Entries from December 2007 ↓

Stop Blocking covered on “The Rundown”

I completely forgot to blog this — I meant to — but Luke Armour interviewed me on his BlogTalkRadio show, “The Rundown,” earlier this month. The subject was Stop Blocking, the wannabe grassroots campaign I started out of frustration over the kneejerk company action of blocking employee access to online content.

In case you haven’t heard a BlogTalk Radio show before, it’s essentially a radio call-in-like experience, with audiences listening live online and calling in through a phone line. The entire session is recorded and made available as a download and as a podcast (through subscription to the series). There were a few call-ins that spiced up the session, and Luke‘s a solid interviewer.

I was also impressed with BTR’s functionality. It would be a kick for Neville and me to record an occasional episode of FIR this way, much as we’ve done with our two SkypeCast efforts (which produced quesitonable results).

This post is cross-posted to my regular blog.

At-work online shopping as an employee benefit

While so many companies worry about the productivity issue with access to online content, consultant David Gammel wonders if allowing employees to use online shopping sites at work might not be better approached as a benefit:

Announce that each employee is encouraged to spend up to 2 hours shopping online for the holidays. Tell them they have to work out coverage and scheduling with their bosses but that you want to recognize all they do for you year round by making their shopping a bit easier. You gain good will and scheduling efficiency while losing nothing that wasn’t going to happen anyway.

The shopping thing has always rubbed me the wrong way. As one CEO put it to me, would you rather have your workers spend 30 minutes on the web doing some shopping, or have them take a three-hour break to go to the mall? With the kinds of hours companies are demanding of workers, if they can’t shop while working they probably won’t have much of an opportunity to shop at all. (Remember the days when you couldn’t make personal phone calls from work? When, exactly, then, were you supposed to call your doctor, who worked the same hours you did?)

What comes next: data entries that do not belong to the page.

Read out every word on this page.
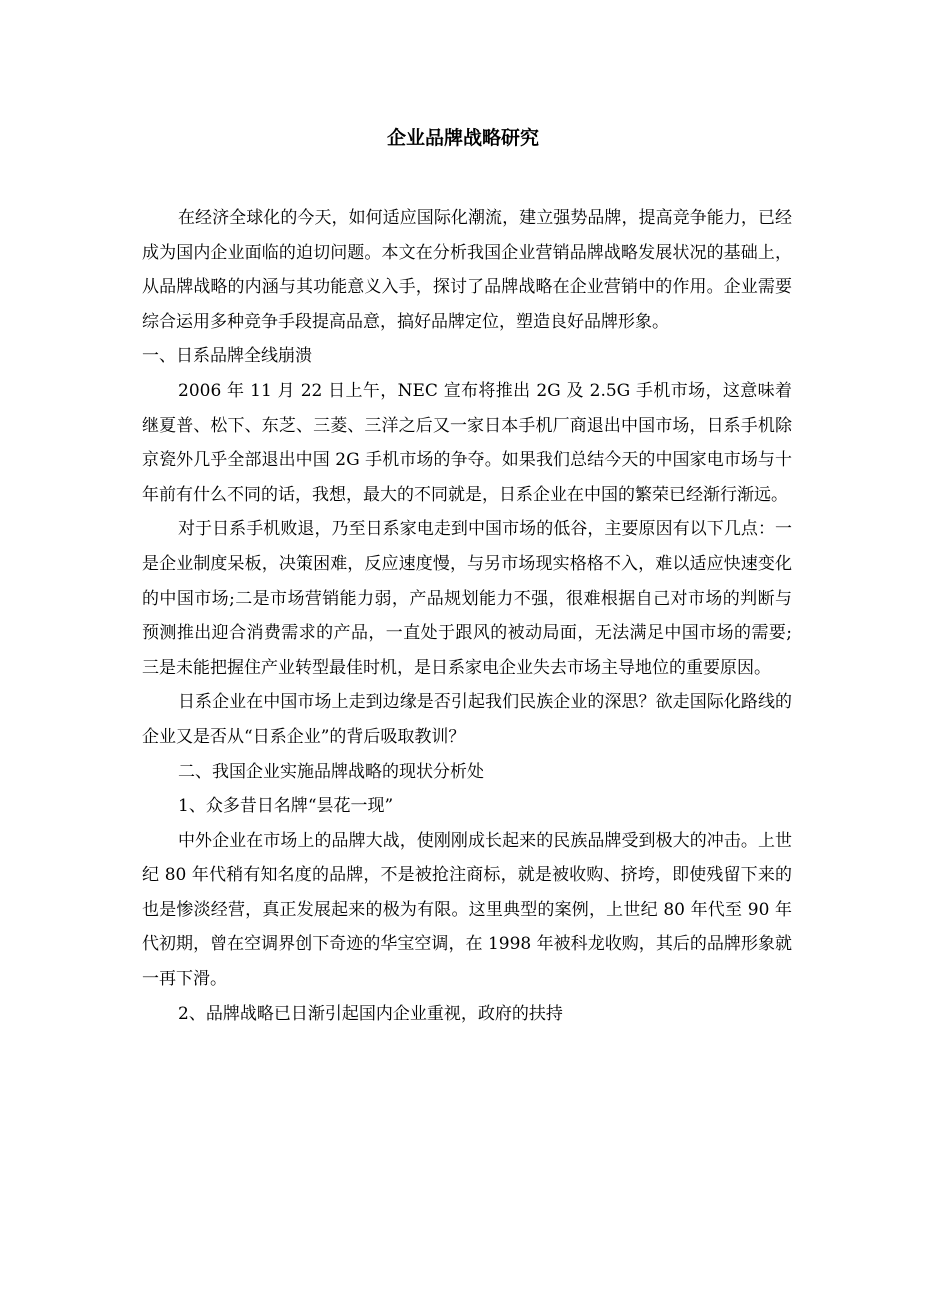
企业品牌战略研究

在经济全球化的今天，如何适应国际化潮流，建立强势品牌，提高竞争能力，已经成为国内企业面临的迫切问题。本文在分析我国企业营销品牌战略发展状况的基础上，从品牌战略的内涵与其功能意义入手，探讨了品牌战略在企业营销中的作用。企业需要综合运用多种竞争手段提高品意，搞好品牌定位，塑造良好品牌形象。

一、日系品牌全线崩溃

2006 年 11 月 22 日上午，NEC 宣布将推出 2G 及 2.5G 手机市场，这意味着继夏普、松下、东芝、三菱、三洋之后又一家日本手机厂商退出中国市场，日系手机除京瓷外几乎全部退出中国 2G 手机市场的争夺。如果我们总结今天的中国家电市场与十年前有什么不同的话，我想，最大的不同就是，日系企业在中国的繁荣已经渐行渐远。

对于日系手机败退，乃至日系家电走到中国市场的低谷，主要原因有以下几点：一是企业制度呆板，决策困难，反应速度慢，与另市场现实格格不入，难以适应快速变化的中国市场;二是市场营销能力弱，产品规划能力不强，很难根据自己对市场的判断与预测推出迎合消费需求的产品，一直处于跟风的被动局面，无法满足中国市场的需要;三是未能把握住产业转型最佳时机，是日系家电企业失去市场主导地位的重要原因。

日系企业在中国市场上走到边缘是否引起我们民族企业的深思？欲走国际化路线的企业又是否从“日系企业”的背后吸取教训？

二、我国企业实施品牌战略的现状分析处

1、众多昔日名牌“昙花一现”

中外企业在市场上的品牌大战，使刚刚成长起来的民族品牌受到极大的冲击。上世纪 80 年代稍有知名度的品牌，不是被抢注商标，就是被收购、挤垮，即使残留下来的也是惨淡经营，真正发展起来的极为有限。这里典型的案例，上世纪 80 年代至 90 年代初期，曾在空调界创下奇迹的华宝空调，在 1998 年被科龙收购，其后的品牌形象就一再下滑。

2、品牌战略已日渐引起国内企业重视，政府的扶持
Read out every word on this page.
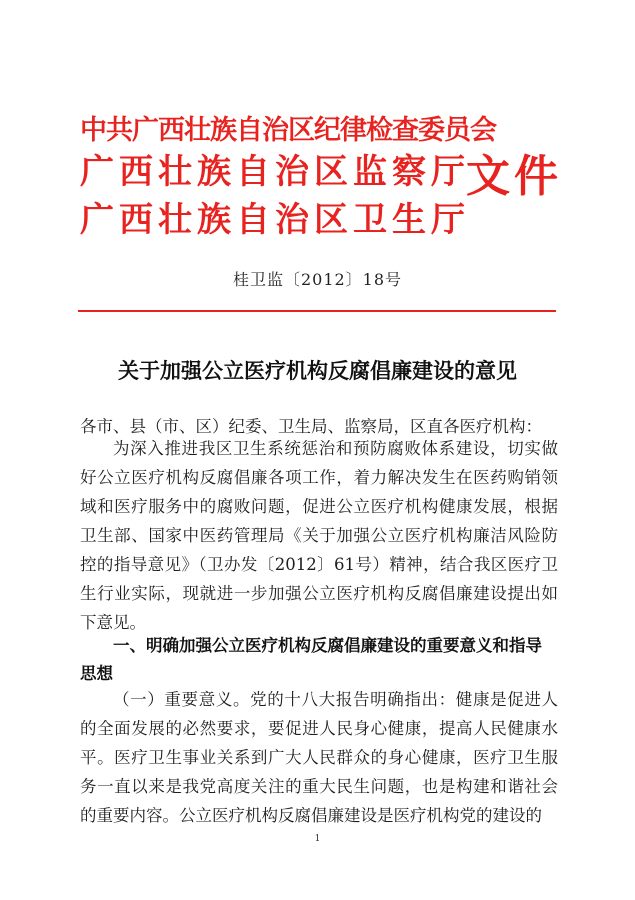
中共广西壮族自治区纪律检查委员会
广西壮族自治区监察厅
广西壮族自治区卫生厅
文件
桂卫监〔2012〕18号
关于加强公立医疗机构反腐倡廉建设的意见
各市、县（市、区）纪委、卫生局、监察局，区直各医疗机构：
为深入推进我区卫生系统惩治和预防腐败体系建设，切实做好公立医疗机构反腐倡廉各项工作，着力解决发生在医药购销领域和医疗服务中的腐败问题，促进公立医疗机构健康发展，根据卫生部、国家中医药管理局《关于加强公立医疗机构廉洁风险防控的指导意见》（卫办发〔2012〕61号）精神，结合我区医疗卫生行业实际，现就进一步加强公立医疗机构反腐倡廉建设提出如下意见。
一、明确加强公立医疗机构反腐倡廉建设的重要意义和指导思想
（一）重要意义。党的十八大报告明确指出：健康是促进人的全面发展的必然要求，要促进人民身心健康，提高人民健康水平。医疗卫生事业关系到广大人民群众的身心健康，医疗卫生服务一直以来是我党高度关注的重大民生问题，也是构建和谐社会的重要内容。公立医疗机构反腐倡廉建设是医疗机构党的建设的
1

Gammel’s idea is a good one: Build employee loyalty by letting them know you expect them to bring their lives to work just as much as you expect them to take their work home.

The growing social media contradiction

Rob Cottingham pointed me to a Canadian study that suggests business and marketing leaders believe the importance of social media is eclipsing that of traditional media. The study determined that 46% of respondents say that social media is more important than TV, radio, newspapers and magazines; 85% believe social media have become vital elements of the communication mix.

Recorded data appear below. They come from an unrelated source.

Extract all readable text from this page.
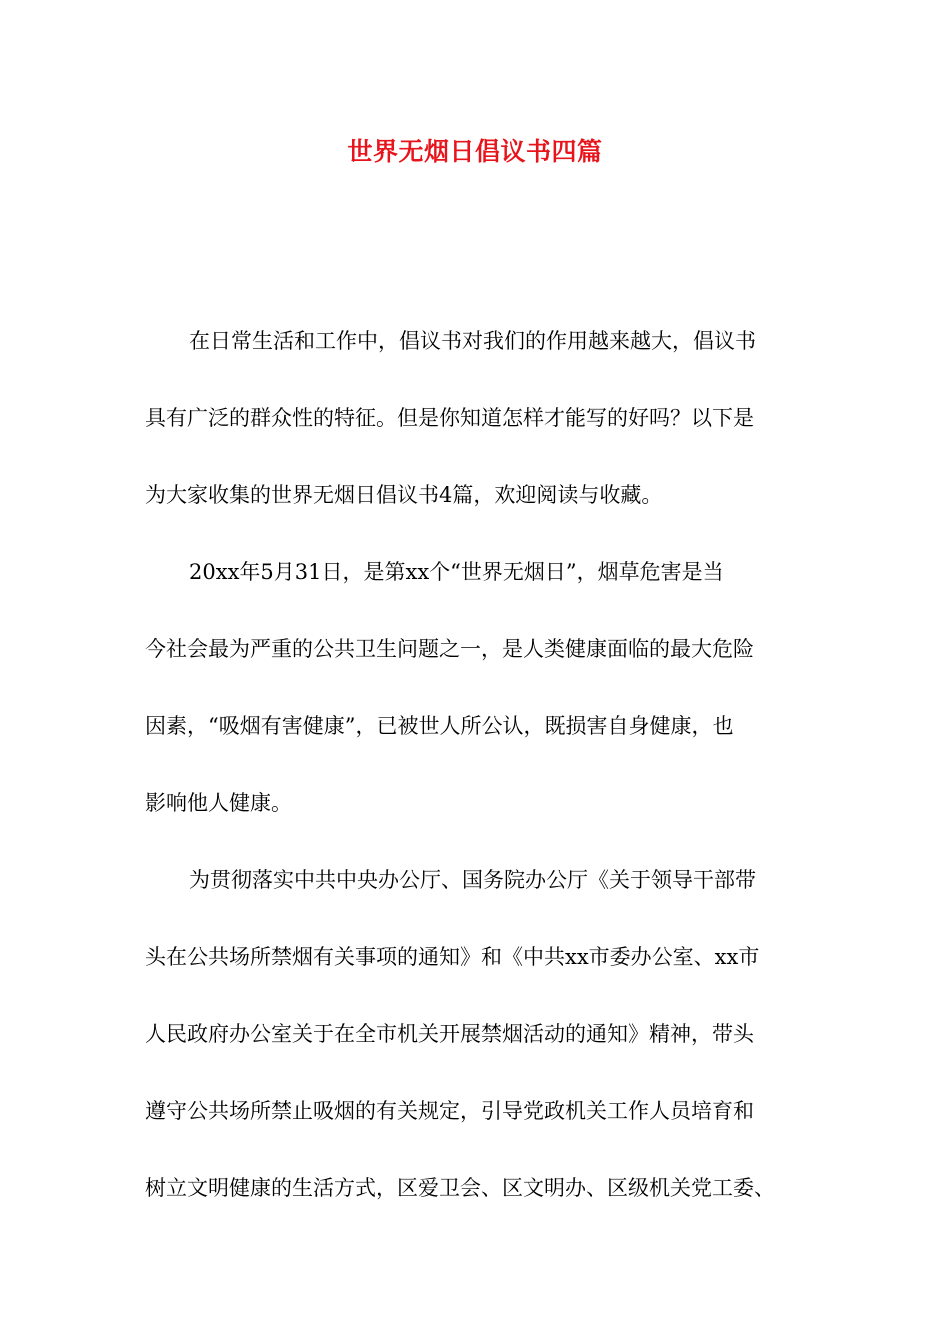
世界无烟日倡议书四篇
在日常生活和工作中，倡议书对我们的作用越来越大，倡议书
具有广泛的群众性的特征。但是你知道怎样才能写的好吗？以下是
为大家收集的世界无烟日倡议书4篇，欢迎阅读与收藏。
20xx年5月31日，是第xx个“世界无烟日”，烟草危害是当
今社会最为严重的公共卫生问题之一，是人类健康面临的最大危险
因素，“吸烟有害健康”，已被世人所公认，既损害自身健康，也
影响他人健康。
为贯彻落实中共中央办公厅、国务院办公厅《关于领导干部带
头在公共场所禁烟有关事项的通知》和《中共xx市委办公室、xx市
人民政府办公室关于在全市机关开展禁烟活动的通知》精神，带头
遵守公共场所禁止吸烟的有关规定，引导党政机关工作人员培育和
树立文明健康的生活方式，区爱卫会、区文明办、区级机关党工委、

At the same time, though, 66% don’t think employees should be using it at work.

The study of 444 business and marketing leaders was conducted by Pollara Strategic Insights for Veritas Communications’ new com.motion unit.

Consider that, according to the study, 43% of business and marketing leaders have profiles on MySpace or Facebook. That would include a significant number who believe their own employees shouldn’t be able to access that profile or interact with the business leader — or other employees, customers, or others in their business network — during company time.

If social media are critical elements of the communication mix, shouldn’t employees be exposed to it? Participate in it? Shouldn’t the organization help employees figure out how to represent the organization in their online dealings, the way some companies are?

Rob also wondered (in his note to me), “So… Which group of employers is going to be more attractive to a young, entrepreneurial workforce in an era of skills shortages? And which group stands the better chance of being alive, vibrant and growing in ten years’ time?”

At least we’re starting to witness some chinks in the armor. A few days back, I heard the usual report from job placement company Challenger, Gray & Christmas warning companies that productivity would suffer on Black Monday, the first Monday after Thanksgiving when online retailers offered deep discounts. Their estimate: $488 million in lost productivity, based on 68.6 million American workers spending an average of 12 minutes on the Net. The company also pointed out that those 12 minutes result in $700 million in online sales, which is positive for the economy. But in the radio interview I heard, John Challenger also said that employees are increasingly expected to work when they’re away from the office, which balances things out.

Challenger also offered this, from a report in the Kansas City Star:

While employers shouldn’t be surprised to see distracted employees on Monday, Challenger, Gray said it is hard to measure productivity using a traditional “widgets per hour” formula.

The consulting firm said that while some productivity will be lost, employers should not fret because, realistically, workers are not paid by the minute and are not expected to be productive every minute of their work day.

Overall, “… unless online shopping causes deadlines to be missed or Internet performance to suffer, companies should not attempt to crack down on the practice. Doing so could negatively affect moral and loyalty, which ultimately will have a greater impact on the bottom line than a few minutes of cyber shopping,” said John Challenger, chief executive of Challenger, Gray.

Challenger, Gray & Christmas has been releasing these productivity calculations for some time, around everything from Black Monday to the NCAA Final Four. This is the first time I’ve seen an admission that the numbers don’t mean very much.

I’ve cross-posted this from my blog.